Q6. 発電量精度を上げれば成約率も上がりますか?

必ずしもそうではない。発電量精度は重要だが、成約や稟議で詰まるのは、回収年数、料金プラン、補助金、蓄電池制御、PPA条件、説明資料の分かりやすさであることが多い。発電量精度と意思決定支援は別レイヤーとして設計すべきだ。

Q7. 産業用自家消費では何が一番重要ですか?

発電量そのものより、需要家の30分値デマンドとの重なりが重要になる。昼間負荷が大きければ自家消費しやすい。逆に、発電ピークと負荷ピークがずれると、余剰・逆潮流・蓄電池・PPA条件の検討が必要になる。

Q8. API連携で最初に作るべきものは何ですか?

最初に作るべきは、派手なUIではなく、試算条件の正本データ構造である。YAMLやJSONで、住所、設備、日射データ、負荷、料金、補助金、蓄電池、EV/V2H、PPA条件、モデルバージョンを保存する。これがないと、後から再計算できない。

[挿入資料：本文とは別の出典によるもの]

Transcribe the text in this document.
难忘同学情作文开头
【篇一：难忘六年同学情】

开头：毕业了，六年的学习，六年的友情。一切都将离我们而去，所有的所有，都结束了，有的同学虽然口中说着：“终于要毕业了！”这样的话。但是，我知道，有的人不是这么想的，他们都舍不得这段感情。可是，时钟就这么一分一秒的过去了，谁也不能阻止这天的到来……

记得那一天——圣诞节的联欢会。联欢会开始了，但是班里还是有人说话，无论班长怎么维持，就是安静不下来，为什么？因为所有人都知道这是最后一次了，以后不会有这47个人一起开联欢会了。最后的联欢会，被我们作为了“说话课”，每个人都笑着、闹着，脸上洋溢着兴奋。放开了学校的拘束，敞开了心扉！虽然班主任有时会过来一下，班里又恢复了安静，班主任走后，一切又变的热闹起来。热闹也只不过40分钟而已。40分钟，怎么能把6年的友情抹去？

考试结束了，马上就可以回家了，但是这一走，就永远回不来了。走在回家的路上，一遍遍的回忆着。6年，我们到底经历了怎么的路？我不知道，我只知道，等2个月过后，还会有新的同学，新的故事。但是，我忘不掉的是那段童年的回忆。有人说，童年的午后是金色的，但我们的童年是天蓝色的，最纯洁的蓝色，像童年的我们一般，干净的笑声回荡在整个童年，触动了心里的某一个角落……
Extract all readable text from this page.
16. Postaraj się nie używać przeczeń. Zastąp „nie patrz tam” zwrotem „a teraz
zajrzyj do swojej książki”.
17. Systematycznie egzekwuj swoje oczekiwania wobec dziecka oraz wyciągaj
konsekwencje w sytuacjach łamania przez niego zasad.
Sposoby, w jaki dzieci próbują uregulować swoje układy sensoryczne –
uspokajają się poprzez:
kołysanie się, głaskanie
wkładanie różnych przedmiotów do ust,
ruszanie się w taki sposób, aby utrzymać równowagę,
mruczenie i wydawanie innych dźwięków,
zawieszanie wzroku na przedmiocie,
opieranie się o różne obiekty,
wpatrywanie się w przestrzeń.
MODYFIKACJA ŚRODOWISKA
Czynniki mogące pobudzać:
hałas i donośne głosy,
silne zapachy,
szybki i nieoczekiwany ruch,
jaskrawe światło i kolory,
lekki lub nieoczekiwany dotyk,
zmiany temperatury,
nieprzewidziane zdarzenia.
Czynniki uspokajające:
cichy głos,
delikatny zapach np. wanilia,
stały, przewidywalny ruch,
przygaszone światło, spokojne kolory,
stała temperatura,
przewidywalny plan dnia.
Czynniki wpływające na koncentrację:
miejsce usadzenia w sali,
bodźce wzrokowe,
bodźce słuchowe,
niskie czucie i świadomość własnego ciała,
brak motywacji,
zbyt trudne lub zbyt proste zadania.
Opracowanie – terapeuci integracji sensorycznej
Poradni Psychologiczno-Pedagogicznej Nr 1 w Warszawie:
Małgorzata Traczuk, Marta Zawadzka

16. まとめ:発電量シミュレーションの競争軸は「kWh」から「判断」へ移る

太陽光発電量シミュレーションは、もう単なる年間kWh計算ではない。

競争軸は、次のように変わっている。

昔:年間発電量を出せるか
今:日射・影・損失を妥当に扱えるか
次:需要家負荷・料金・蓄電池・EV/V2H・PPAへ接続できるか
未来:AIエージェントが監査可能な判断材料として再利用できるか

PVWatts、SAM、pvlib、PVGIS、PVsyst、PV*SOL、Google Solar API、Aurora、HelioScope、SolarPro、HOMER、RETScreen。
どれも強い。だが、強さの場所が違う。

そして日本の再エネ実務では、発電量だけでなく、電気料金、補助金、自家消費、蓄電池、EV/V2H、PPA、提案書、稟議、API連携が導入判断を左右する。ここに、エネがえるASP、エネがえるBiz、エネがえるEV・V2H、エネがえるコーポレートPPA、エネがえるAPIのような経済効果・意思決定レイヤーを置く意味がある。

最も筋の良い設計は、こうだ。

PVsyst / SolarPro / SAM / PVWatts / PVGIS / Google Solar API
= 発電量・屋根・影・設計のレイヤー

エネがえるASP / Biz / EV・V2H / コーポレートPPA / API
= 料金・補助金・自家消費・蓄電池・EV・PPA・提案・意思決定のレイヤー

発電量を出すだけなら、多くのツールでできる。
だが、顧客が発注し、社内稟議が通り、PPA単価が決まり、APIで再利用され、料金改定時に再試算できるところまで設計するには、発電量を判断可能なデータ構造へ変換する必要がある。

太陽光シミュレーションの本当の勝負は、そこから始まる。